The Florida legislature meets on March 7.
People considering cosmetic procedures should be cautious. Like Ruston, many people base their expectations on before-and-after photos and marketing videos posted on social media like Facebook, Snapchat, and Instagram.
“It’s very dangerous,” said Basu, of the American Society of Plastic Surgeons. “They are excited about the low price and forget to take care,” he said.
The average price of a buttock augmentation in 2021 was $4,000, according to data from the Aesthetic Society. But that’s just for the doctor’s fees and doesn’t cover anesthesia, operating room fees, prescriptions, or other expenses. A “safe” Brazilian butt lift, performed in an accredited facility and with proper aftercare, costs between $12,000 and $18,000, according to a recent article on the American Society of Plastic Surgeons website.
Although Florida requires a medical license to perform liposuction on patients who are under general anesthesia, it is common in the medical field for mid-level physicians, such as physician assistants and nurse practitioners, to perform the procedure in the office, according to Dr. Mark Mofid, co-author of the 2017 Cosmetic Surgery Foundation for Research and Education task force study.
By relying on staff who don’t have the same specialized training and who are paid less, in-office surgeons are able to complete more butt lifts per day and charge a lower price.
“They’re doing it simultaneously in three or four different rooms, and it’s being done by one surgeon,” said Mofid, a plastic surgeon in San Diego, adding that he doesn’t do more than one Brazilian butt lift in a day. “The surgeon is not doing the operations. They are the attendees.”
Basu said patients should ask if their doctor has permission to perform the same procedure at a hospital or ambulatory surgery center, where stricter rules apply than office surgery centers as to who can perform butt lifts and how. must be done.

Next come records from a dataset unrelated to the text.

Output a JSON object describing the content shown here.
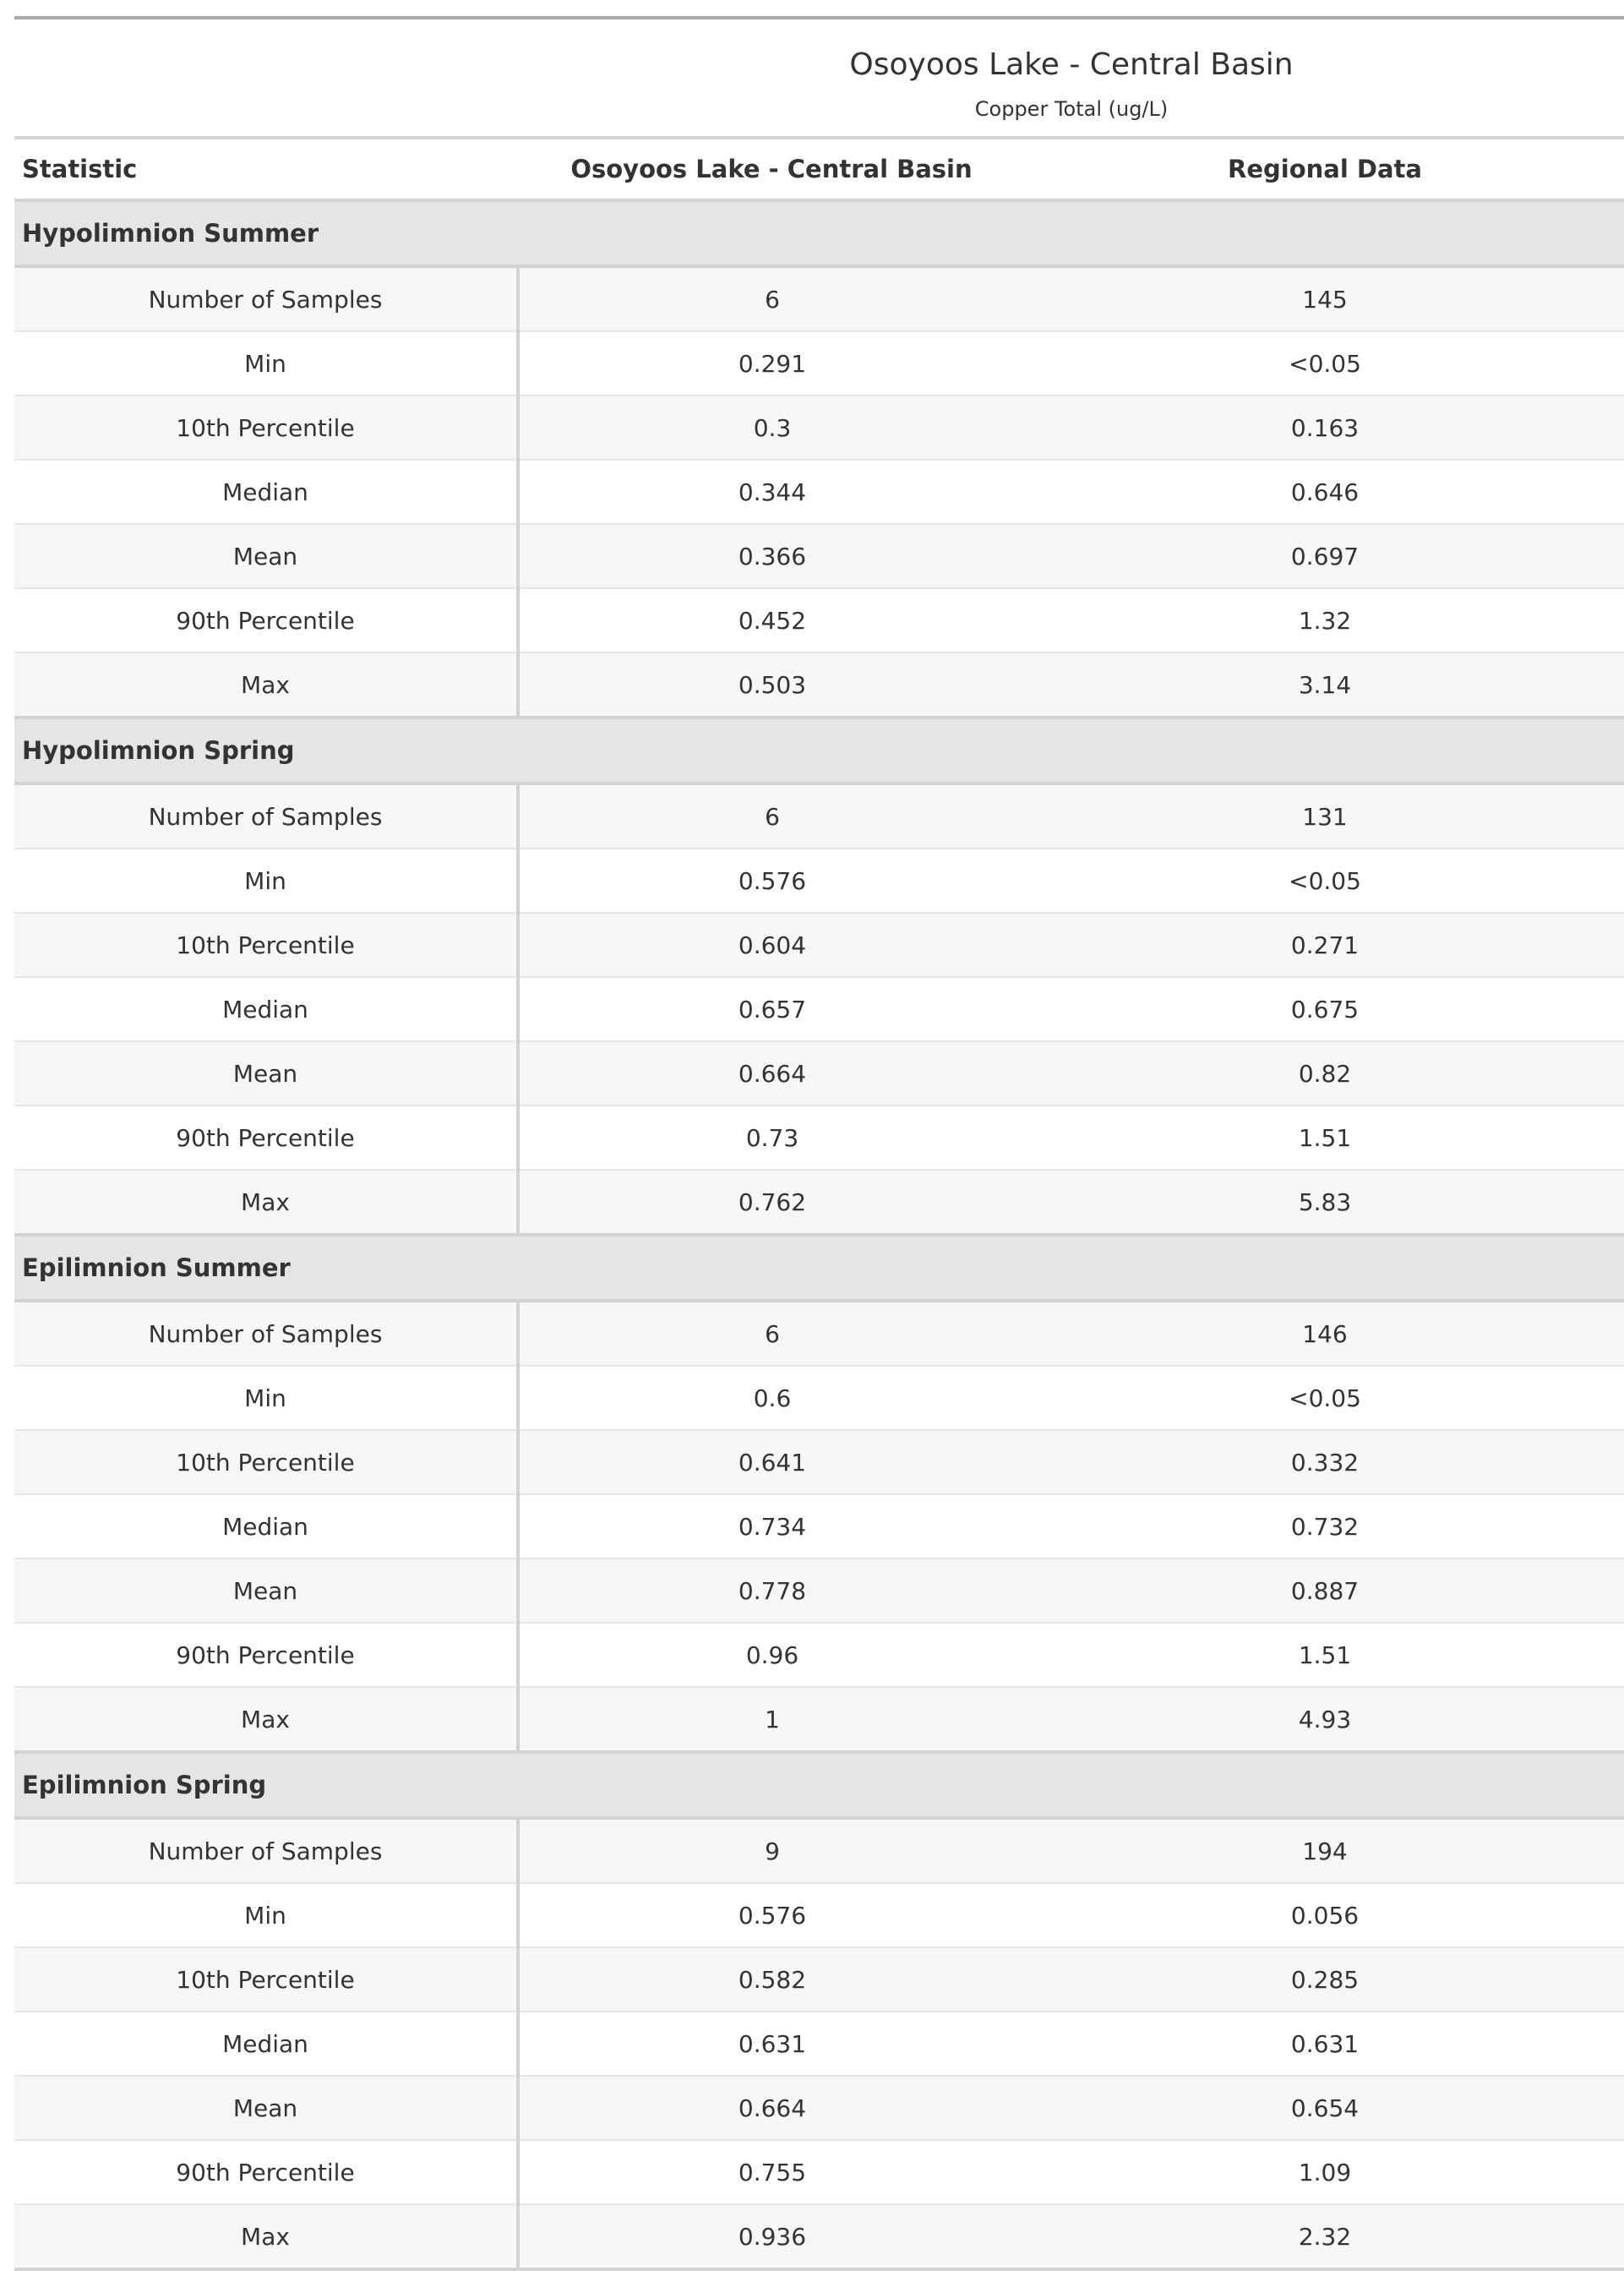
{
  "table": {
    "title": "Osoyoos Lake - Central Basin",
    "subtitle": "Copper Total (ug/L)",
    "columns": [
      "Statistic",
      "Osoyoos Lake - Central Basin",
      "Regional Data"
    ],
    "groups": [
      {
        "name": "Hypolimnion Summer",
        "rows": [
          {
            "statistic": "Number of Samples",
            "lake": "6",
            "regional": "145"
          },
          {
            "statistic": "Min",
            "lake": "0.291",
            "regional": "<0.05"
          },
          {
            "statistic": "10th Percentile",
            "lake": "0.3",
            "regional": "0.163"
          },
          {
            "statistic": "Median",
            "lake": "0.344",
            "regional": "0.646"
          },
          {
            "statistic": "Mean",
            "lake": "0.366",
            "regional": "0.697"
          },
          {
            "statistic": "90th Percentile",
            "lake": "0.452",
            "regional": "1.32"
          },
          {
            "statistic": "Max",
            "lake": "0.503",
            "regional": "3.14"
          }
        ]
      },
      {
        "name": "Hypolimnion Spring",
        "rows": [
          {
            "statistic": "Number of Samples",
            "lake": "6",
            "regional": "131"
          },
          {
            "statistic": "Min",
            "lake": "0.576",
            "regional": "<0.05"
          },
          {
            "statistic": "10th Percentile",
            "lake": "0.604",
            "regional": "0.271"
          },
          {
            "statistic": "Median",
            "lake": "0.657",
            "regional": "0.675"
          },
          {
            "statistic": "Mean",
            "lake": "0.664",
            "regional": "0.82"
          },
          {
            "statistic": "90th Percentile",
            "lake": "0.73",
            "regional": "1.51"
          },
          {
            "statistic": "Max",
            "lake": "0.762",
            "regional": "5.83"
          }
        ]
      },
      {
        "name": "Epilimnion Summer",
        "rows": [
          {
            "statistic": "Number of Samples",
            "lake": "6",
            "regional": "146"
          },
          {
            "statistic": "Min",
            "lake": "0.6",
            "regional": "<0.05"
          },
          {
            "statistic": "10th Percentile",
            "lake": "0.641",
            "regional": "0.332"
          },
          {
            "statistic": "Median",
            "lake": "0.734",
            "regional": "0.732"
          },
          {
            "statistic": "Mean",
            "lake": "0.778",
            "regional": "0.887"
          },
          {
            "statistic": "90th Percentile",
            "lake": "0.96",
            "regional": "1.51"
          },
          {
            "statistic": "Max",
            "lake": "1",
            "regional": "4.93"
          }
        ]
      },
      {
        "name": "Epilimnion Spring",
        "rows": [
          {
            "statistic": "Number of Samples",
            "lake": "9",
            "regional": "194"
          },
          {
            "statistic": "Min",
            "lake": "0.576",
            "regional": "0.056"
          },
          {
            "statistic": "10th Percentile",
            "lake": "0.582",
            "regional": "0.285"
          },
          {
            "statistic": "Median",
            "lake": "0.631",
            "regional": "0.631"
          },
          {
            "statistic": "Mean",
            "lake": "0.664",
            "regional": "0.654"
          },
          {
            "statistic": "90th Percentile",
            "lake": "0.755",
            "regional": "1.09"
          },
          {
            "statistic": "Max",
            "lake": "0.936",
            "regional": "2.32"
          }
        ]
      }
    ]
  },
  "chart_data": {
    "type": "table",
    "title": "Osoyoos Lake - Central Basin",
    "subtitle": "Copper Total (ug/L)",
    "columns": [
      "Statistic",
      "Osoyoos Lake - Central Basin",
      "Regional Data"
    ],
    "row_groups": [
      "Hypolimnion Summer",
      "Hypolimnion Spring",
      "Epilimnion Summer",
      "Epilimnion Spring"
    ]
  },
  "colors": {
    "group_background": "#e5e5e5",
    "stripe_background": "#f6f6f6",
    "border": "#d3d3d3",
    "text": "#333333"
  }
}
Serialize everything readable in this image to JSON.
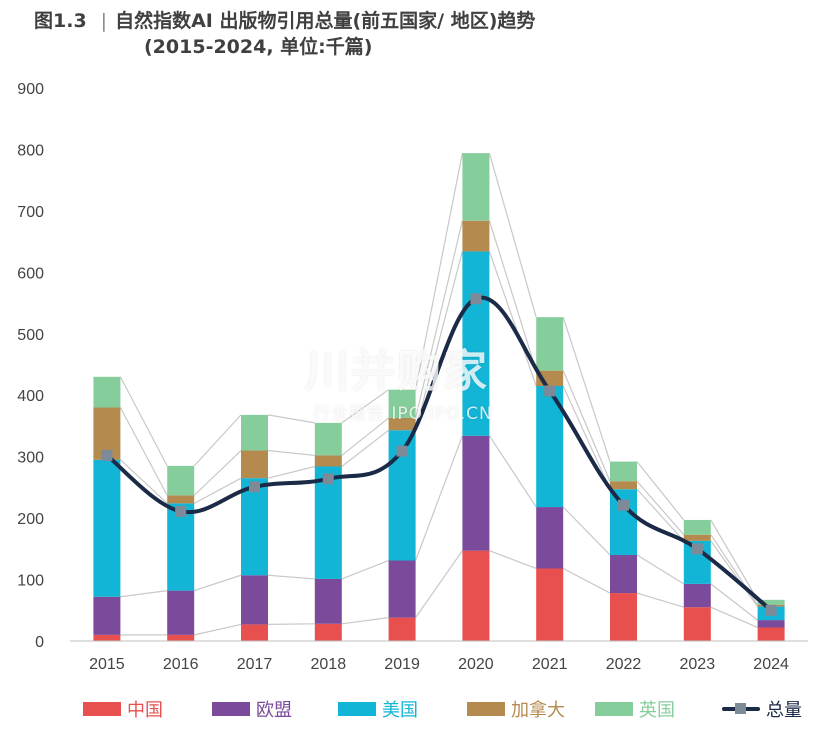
{
  "header": {
    "figure_no": "图1.3",
    "separator": "|",
    "title": "自然指数AI 出版物引用总量(前五国家/ 地区)趋势",
    "subtitle": "(2015-2024, 单位:千篇)"
  },
  "watermark": {
    "main": "川并购家",
    "sub": "行业报告 IPO.IPO.CN"
  },
  "chart_data": {
    "type": "bar",
    "stacked": true,
    "categories": [
      "2015",
      "2016",
      "2017",
      "2018",
      "2019",
      "2020",
      "2021",
      "2022",
      "2023",
      "2024"
    ],
    "ylim": [
      0,
      900
    ],
    "yticks": [
      0,
      100,
      200,
      300,
      400,
      500,
      600,
      700,
      800,
      900
    ],
    "grid": false,
    "legend_position": "bottom",
    "series": [
      {
        "name": "中国",
        "color": "#e8504f",
        "values": [
          10,
          10,
          27,
          28,
          38,
          147,
          118,
          78,
          55,
          22
        ]
      },
      {
        "name": "欧盟",
        "color": "#7b4a9b",
        "values": [
          62,
          72,
          80,
          73,
          93,
          187,
          100,
          62,
          38,
          12
        ]
      },
      {
        "name": "美国",
        "color": "#12b5d6",
        "values": [
          223,
          142,
          158,
          183,
          212,
          300,
          197,
          107,
          70,
          22
        ]
      },
      {
        "name": "加拿大",
        "color": "#b48a4f",
        "values": [
          85,
          13,
          45,
          18,
          20,
          50,
          25,
          13,
          10,
          3
        ]
      },
      {
        "name": "英国",
        "color": "#86cd9c",
        "values": [
          50,
          48,
          58,
          53,
          46,
          110,
          87,
          32,
          24,
          8
        ]
      }
    ],
    "line_series": {
      "name": "总量",
      "color": "#1b2a47",
      "marker_color": "#7d8a98",
      "values": [
        302,
        211,
        251,
        264,
        309,
        557,
        407,
        221,
        150,
        50
      ]
    }
  }
}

Bargain-seekers are reminded that cosmetic surgery can have other serious risks in addition to deadly fat clots, including infection and puncture of organs, as well as problems with the kidneys, heart and lungs.
Ruston’s surgery was performed by a board-certified plastic surgeon she found on Instagram. He originally quoted her $4,995, which he said he paid in full before surgery. But when he arrived in Miami, he said, the clinic added charges for liposuction and for post-surgical garments and devices.
“I ended up paying like $8,000,” Ruston said. A few days after returning to her Lake Alfred home, she said, she began to feel dizzy and weak and called 911.
Paramedics took her to an emergency room, where doctors diagnosed her with anemia due to blood loss and blood and abdominal infections, her medical records show.
“If I could go back in time,” he said, “I wouldn’t do it again.”
KHN’s Chaseedaw Giles contributed to this report.
KHN (Kaiser Health News) is a national newsroom that produces detailed journalism on health issues. Along with Policy Analysis and Polling, KHN is one of the three main operating programs of the KFF (Kaiser Family Foundation). KFF is an endowed non-profit organization that provides information on health issues to the nation.